Tanto el amor como la fe son especialmente ciegos. Ningún panameño embriagado con una de estas dos pasiones podría sentarse a razonar un poquito sobre nuestro devenir histórico, porque correría el peligro de convertir en pedazos el concepto de patria que lleva en su mente. Los inventores del país, nos crearon un caldo más sublime que sincero lleno de condimentos especiales, tomado a cucharadas por generaciones en ocasiones bajo protestas y arrugando la cara, pero lo seguimos tomando con fe y esperanza.

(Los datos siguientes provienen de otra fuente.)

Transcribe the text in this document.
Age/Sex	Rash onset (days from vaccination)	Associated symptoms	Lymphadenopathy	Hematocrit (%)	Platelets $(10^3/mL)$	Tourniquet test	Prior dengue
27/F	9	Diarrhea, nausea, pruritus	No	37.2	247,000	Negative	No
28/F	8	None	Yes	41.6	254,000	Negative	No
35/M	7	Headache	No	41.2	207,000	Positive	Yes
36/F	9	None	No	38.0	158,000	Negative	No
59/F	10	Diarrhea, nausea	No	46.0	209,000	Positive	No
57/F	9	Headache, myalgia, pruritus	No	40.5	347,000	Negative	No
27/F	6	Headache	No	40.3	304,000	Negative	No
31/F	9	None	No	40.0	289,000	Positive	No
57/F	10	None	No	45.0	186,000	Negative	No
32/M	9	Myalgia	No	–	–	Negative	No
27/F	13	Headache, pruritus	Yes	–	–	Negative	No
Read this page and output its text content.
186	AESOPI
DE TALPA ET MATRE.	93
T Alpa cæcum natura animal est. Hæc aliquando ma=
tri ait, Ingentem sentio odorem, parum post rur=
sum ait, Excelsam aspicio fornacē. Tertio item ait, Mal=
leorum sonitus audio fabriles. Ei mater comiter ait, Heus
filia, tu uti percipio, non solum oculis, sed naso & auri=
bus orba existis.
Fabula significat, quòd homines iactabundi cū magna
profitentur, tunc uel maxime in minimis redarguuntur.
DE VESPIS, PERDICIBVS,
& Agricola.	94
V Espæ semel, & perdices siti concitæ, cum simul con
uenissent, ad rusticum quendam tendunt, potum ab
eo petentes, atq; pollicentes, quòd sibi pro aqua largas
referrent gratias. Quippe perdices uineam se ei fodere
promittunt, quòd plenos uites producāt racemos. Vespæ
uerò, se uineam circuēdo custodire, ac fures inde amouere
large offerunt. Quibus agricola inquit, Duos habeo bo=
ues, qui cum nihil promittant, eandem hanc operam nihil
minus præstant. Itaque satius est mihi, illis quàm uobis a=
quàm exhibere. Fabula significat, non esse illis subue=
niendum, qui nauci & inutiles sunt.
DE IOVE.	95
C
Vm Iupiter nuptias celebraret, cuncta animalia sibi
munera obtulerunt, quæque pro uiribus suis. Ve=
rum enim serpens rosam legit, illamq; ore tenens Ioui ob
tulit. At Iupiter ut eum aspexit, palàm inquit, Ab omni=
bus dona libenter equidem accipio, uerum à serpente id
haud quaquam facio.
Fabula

El esperanzador plato de amor patrio, cocido con la religión, la crianza de la casa y el calco de leyes amerindias, ha permitido que cierta clase de tipos hayan llegado a gobernarnos. Pero no es casual, estos arribos fatales y ocasionales de nuestra historia reafirman la tesis escrita por mí, que en la cultura istmeña los gobiernos son cuestión de suerte y desde el cura para abajo la ciudadanía será en términos relativos la cómplice de siempre.
En nuestra nación la mayoría de los ciudadanos llenos del glamoroso caldo, nos negamos con una fijación horrible a cumplir la ley. Aquí muy pocos reconocen sus responsabilidades y culpas, no importa el estrato social, esa es parte de nuestra cultura y si por mala suerte el Estado se muestra perdido sin controles y débil para aplicar la ley tanto a él mismo, como al resto, la patria caminará peligrosamente de espaldas rumbo hacia un estercolero acéfalo de angustia y corruptela, dependiendo ingenuamente de la suerte.
La patria no es juego, la suerte se deja para los casinos, no para el destino de una nación. Tenemos un país grandioso, pero si no apretamos las clavijas a tiempo para que el Estado no sea disminuido con el arribo de gobiernos incapaces, entonces hasta el agua cristalina de nuestras montañas, el imprecar y el canto de las aves reinantes en la panameñía, se percibirán a distancia absolutamente corruptos, cuando no es cierto.